Delays also occur because of domestic political reasons, such as the one currently plaguing a multi-billion dollar contract for artillery guns.
 
After repeated trials over the last four years, the Bofors gun (the company is now owned by the UK's BAE Systems) has proved its superiority over its Israeli rival, Soltam. But the Congress Party, already burnt once by Bofors, shrinks from that very name. And so, linked to inflation, the price will rise each year until a contract is signed.
 
Discussions also focused on offsets that the defence ministry's new procurement rules now mandate.
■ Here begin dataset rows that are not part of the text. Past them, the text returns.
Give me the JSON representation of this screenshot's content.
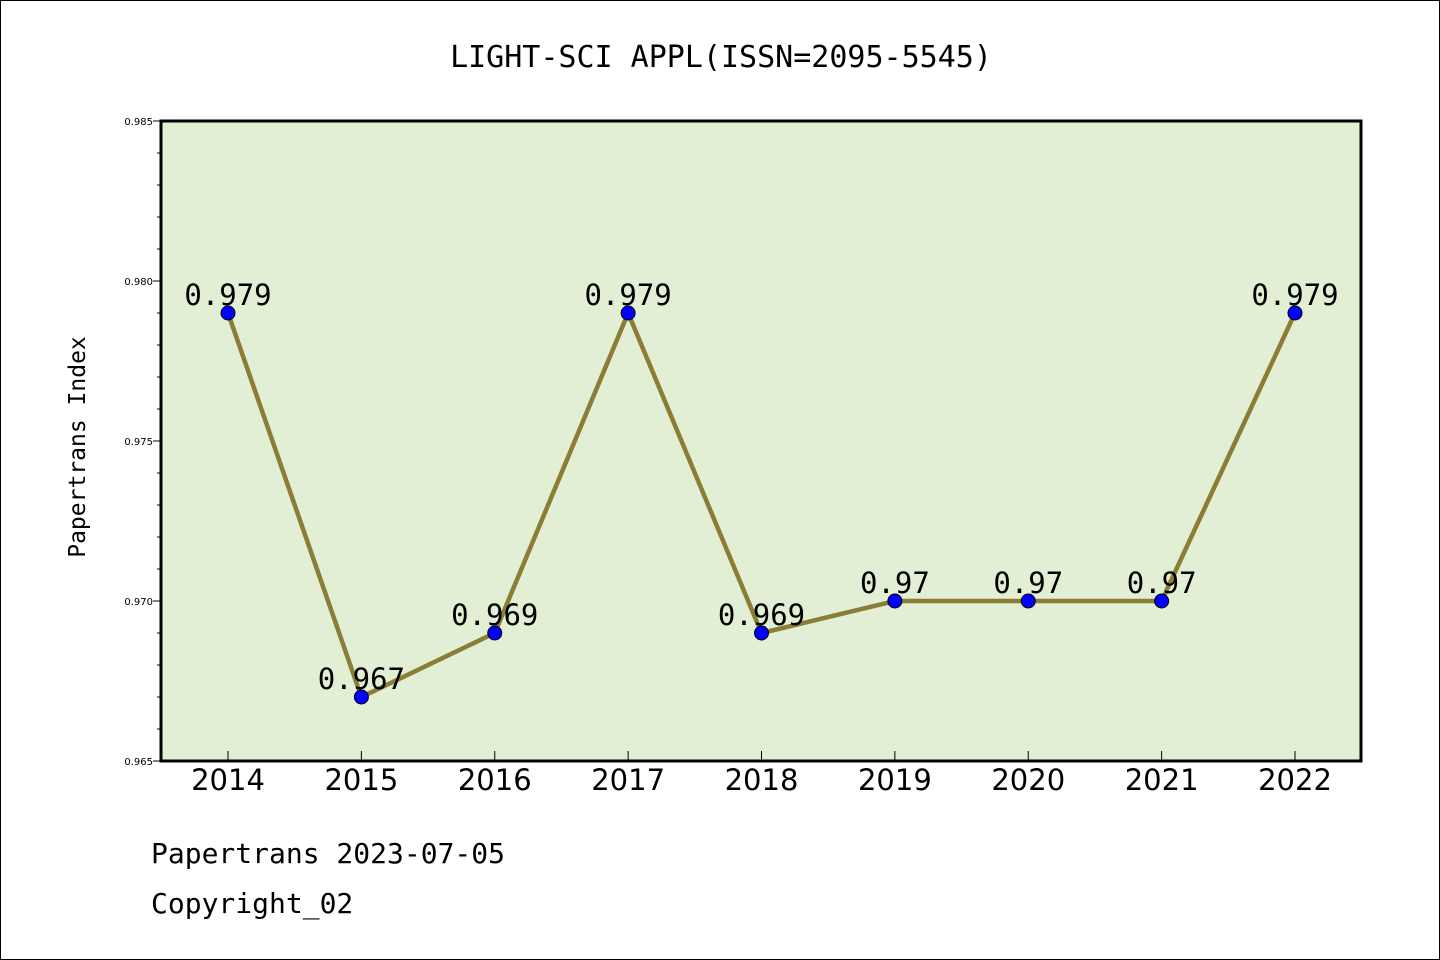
{
  "chart_data": {
    "type": "line",
    "title": "LIGHT-SCI APPL(ISSN=2095-5545)",
    "ylabel": "Papertrans Index",
    "xlabel": "",
    "x": [
      "2014",
      "2015",
      "2016",
      "2017",
      "2018",
      "2019",
      "2020",
      "2021",
      "2022"
    ],
    "values": [
      0.979,
      0.967,
      0.969,
      0.979,
      0.969,
      0.97,
      0.97,
      0.97,
      0.979
    ],
    "data_labels": [
      "0.979",
      "0.967",
      "0.969",
      "0.979",
      "0.969",
      "0.97",
      "0.97",
      "0.97",
      "0.979"
    ],
    "ylim": [
      0.965,
      0.985
    ],
    "yticks": [
      "0.965",
      "0.970",
      "0.975",
      "0.980",
      "0.985"
    ],
    "grid": false,
    "colors": {
      "plot_background": "#e2efd5",
      "line": "#8b7d35",
      "marker": "#0000ff"
    }
  },
  "footer": {
    "line1": "Papertrans 2023-07-05",
    "line2": "Copyright_02"
  }
}
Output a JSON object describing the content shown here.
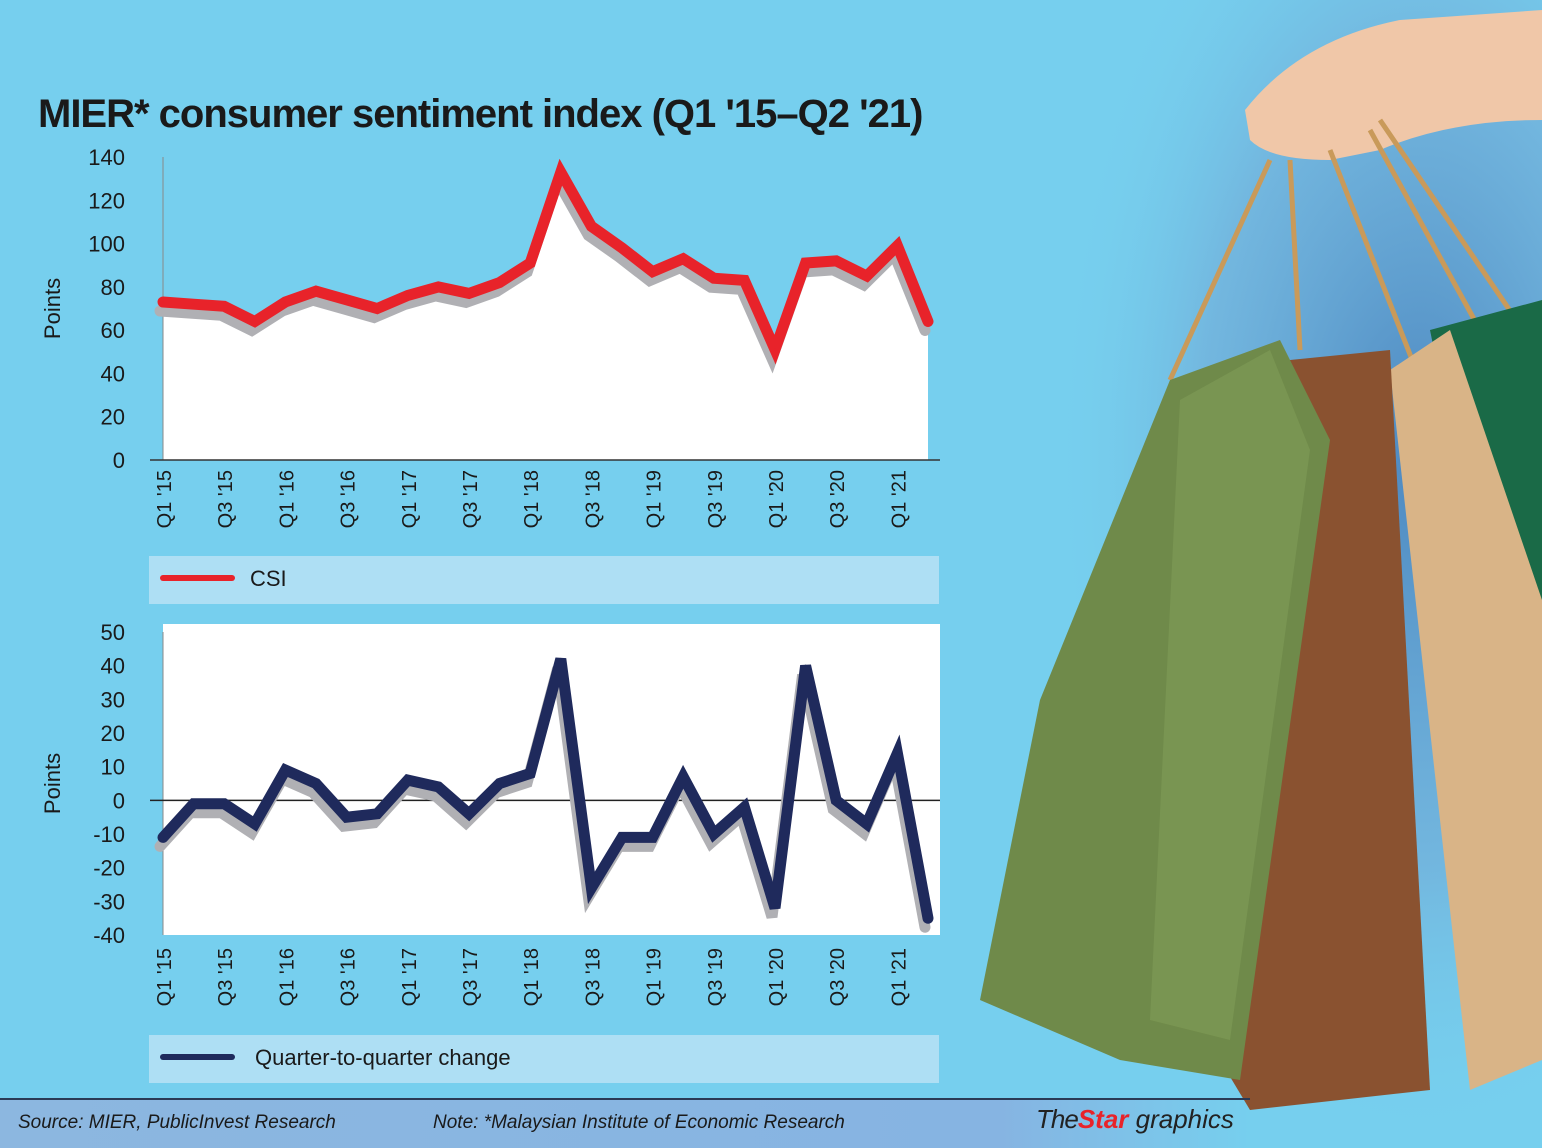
{
  "title": "MIER* consumer sentiment index (Q1 '15–Q2 '21)",
  "footer": {
    "source": "Source: MIER, PublicInvest Research",
    "note": "Note: *Malaysian Institute of Economic Research",
    "logo_the": "The",
    "logo_star": "Star",
    "logo_graphics": "graphics"
  },
  "colors": {
    "background": "#76cfee",
    "csi": "#e8232a",
    "change": "#1f2a5c",
    "shadow": "#b0b0b4"
  },
  "chart_data": [
    {
      "type": "area",
      "title": "CSI",
      "xlabel": "",
      "ylabel": "Points",
      "ylim": [
        0,
        140
      ],
      "yticks": [
        "0",
        "20",
        "40",
        "60",
        "80",
        "100",
        "120",
        "140"
      ],
      "xtick_labels": [
        "Q1 '15",
        "Q3 '15",
        "Q1 '16",
        "Q3 '16",
        "Q1 '17",
        "Q3 '17",
        "Q1 '18",
        "Q3 '18",
        "Q1 '19",
        "Q3 '19",
        "Q1 '20",
        "Q3 '20",
        "Q1 '21"
      ],
      "legend": "CSI",
      "legend_placement": "bottom",
      "x": [
        "Q1 '15",
        "Q2 '15",
        "Q3 '15",
        "Q4 '15",
        "Q1 '16",
        "Q2 '16",
        "Q3 '16",
        "Q4 '16",
        "Q1 '17",
        "Q2 '17",
        "Q3 '17",
        "Q4 '17",
        "Q1 '18",
        "Q2 '18",
        "Q3 '18",
        "Q4 '18",
        "Q1 '19",
        "Q2 '19",
        "Q3 '19",
        "Q4 '19",
        "Q1 '20",
        "Q2 '20",
        "Q3 '20",
        "Q4 '20",
        "Q1 '21",
        "Q2 '21"
      ],
      "values": [
        73,
        72,
        71,
        64,
        73,
        78,
        74,
        70,
        76,
        80,
        77,
        82,
        91,
        133,
        108,
        98,
        87,
        93,
        84,
        83,
        51,
        91,
        92,
        85,
        99,
        64
      ]
    },
    {
      "type": "line",
      "title": "Quarter-to-quarter change",
      "xlabel": "",
      "ylabel": "Points",
      "ylim": [
        -40,
        50
      ],
      "yticks": [
        "-40",
        "-30",
        "-20",
        "-10",
        "0",
        "10",
        "20",
        "30",
        "40",
        "50"
      ],
      "xtick_labels": [
        "Q1 '15",
        "Q3 '15",
        "Q1 '16",
        "Q3 '16",
        "Q1 '17",
        "Q3 '17",
        "Q1 '18",
        "Q3 '18",
        "Q1 '19",
        "Q3 '19",
        "Q1 '20",
        "Q3 '20",
        "Q1 '21"
      ],
      "legend": "Quarter-to-quarter change",
      "legend_placement": "bottom",
      "x": [
        "Q1 '15",
        "Q2 '15",
        "Q3 '15",
        "Q4 '15",
        "Q1 '16",
        "Q2 '16",
        "Q3 '16",
        "Q4 '16",
        "Q1 '17",
        "Q2 '17",
        "Q3 '17",
        "Q4 '17",
        "Q1 '18",
        "Q2 '18",
        "Q3 '18",
        "Q4 '18",
        "Q1 '19",
        "Q2 '19",
        "Q3 '19",
        "Q4 '19",
        "Q1 '20",
        "Q2 '20",
        "Q3 '20",
        "Q4 '20",
        "Q1 '21",
        "Q2 '21"
      ],
      "values": [
        -11,
        -1,
        -1,
        -7,
        9,
        5,
        -5,
        -4,
        6,
        4,
        -4,
        5,
        8,
        42,
        -26,
        -11,
        -11,
        7,
        -10,
        -2,
        -32,
        40,
        0,
        -7,
        14,
        -35
      ]
    }
  ]
}
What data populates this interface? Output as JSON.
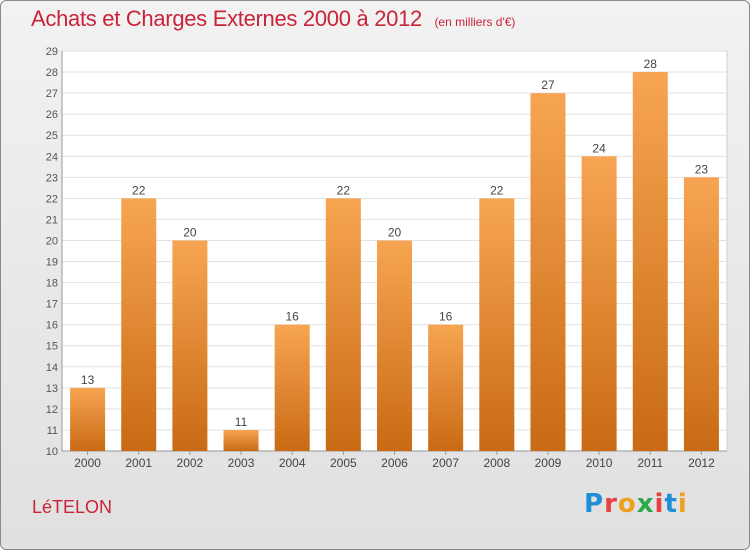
{
  "title": "Achats et Charges Externes 2000 à 2012",
  "unit": "(en milliers d'€)",
  "commune": "LéTELON",
  "logo": {
    "letters": [
      "P",
      "r",
      "o",
      "x",
      "i",
      "t",
      "i"
    ],
    "colors": [
      "#1e8fd6",
      "#e84040",
      "#f0a020",
      "#2aa84a",
      "#e84040",
      "#1e8fd6",
      "#f0a020"
    ]
  },
  "chart_data": {
    "type": "bar",
    "title": "Achats et Charges Externes 2000 à 2012",
    "subtitle": "(en milliers d'€)",
    "xlabel": "",
    "ylabel": "",
    "categories": [
      "2000",
      "2001",
      "2002",
      "2003",
      "2004",
      "2005",
      "2006",
      "2007",
      "2008",
      "2009",
      "2010",
      "2011",
      "2012"
    ],
    "values": [
      13,
      22,
      20,
      11,
      16,
      22,
      20,
      16,
      22,
      27,
      24,
      28,
      23
    ],
    "ylim": [
      10,
      29
    ],
    "yticks": [
      10,
      11,
      12,
      13,
      14,
      15,
      16,
      17,
      18,
      19,
      20,
      21,
      22,
      23,
      24,
      25,
      26,
      27,
      28,
      29
    ],
    "grid": true,
    "legend": "none",
    "bar_color_top": "#f7a552",
    "bar_color_bottom": "#c96a14"
  }
}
These are binding arrangements written into all defence deals worth over Rs 300 crore, which oblige the foreign vendor to invest 30 per cent of the contract value into the Indian economy.
 
These could be technology transfer or an agreement to manufacture in India components of the equipment being bought (for example, navigation computers for all Hawk trainer aircraft sold worldwide).
 
A series of foreign experts from supplier countries like the US suggested that offsets were a bad idea as the suppliers simply factored offsets into the contract cost or supplied technology that quickly became outdated.
 
If offsets have to be included in a contract they should be teaming or cooperative agreements that add value to the transaction and are directly related to the supplier's main business.
 
For example, if Boeing enters into a contract for supplying F-18 fighters to India, the offsets could include a contract with an Indian software company for jointly developing next-generation flight control computers.
 
Anticipated defence spending in the Eleventh Plan is likely to provide Indian industry with the opportunity to benefit from up to Rs 90,000 crore worth of business from offsets. Coordinating the implementation of offsets will be the defence ministry's recently set up Defence Offset Facilitation Agency.
 
India, already among the world's biggest buyers of foreign arms, is looking towards international experts for ideas and expertise. To what extent brainstorming benefits policy remains to be seen.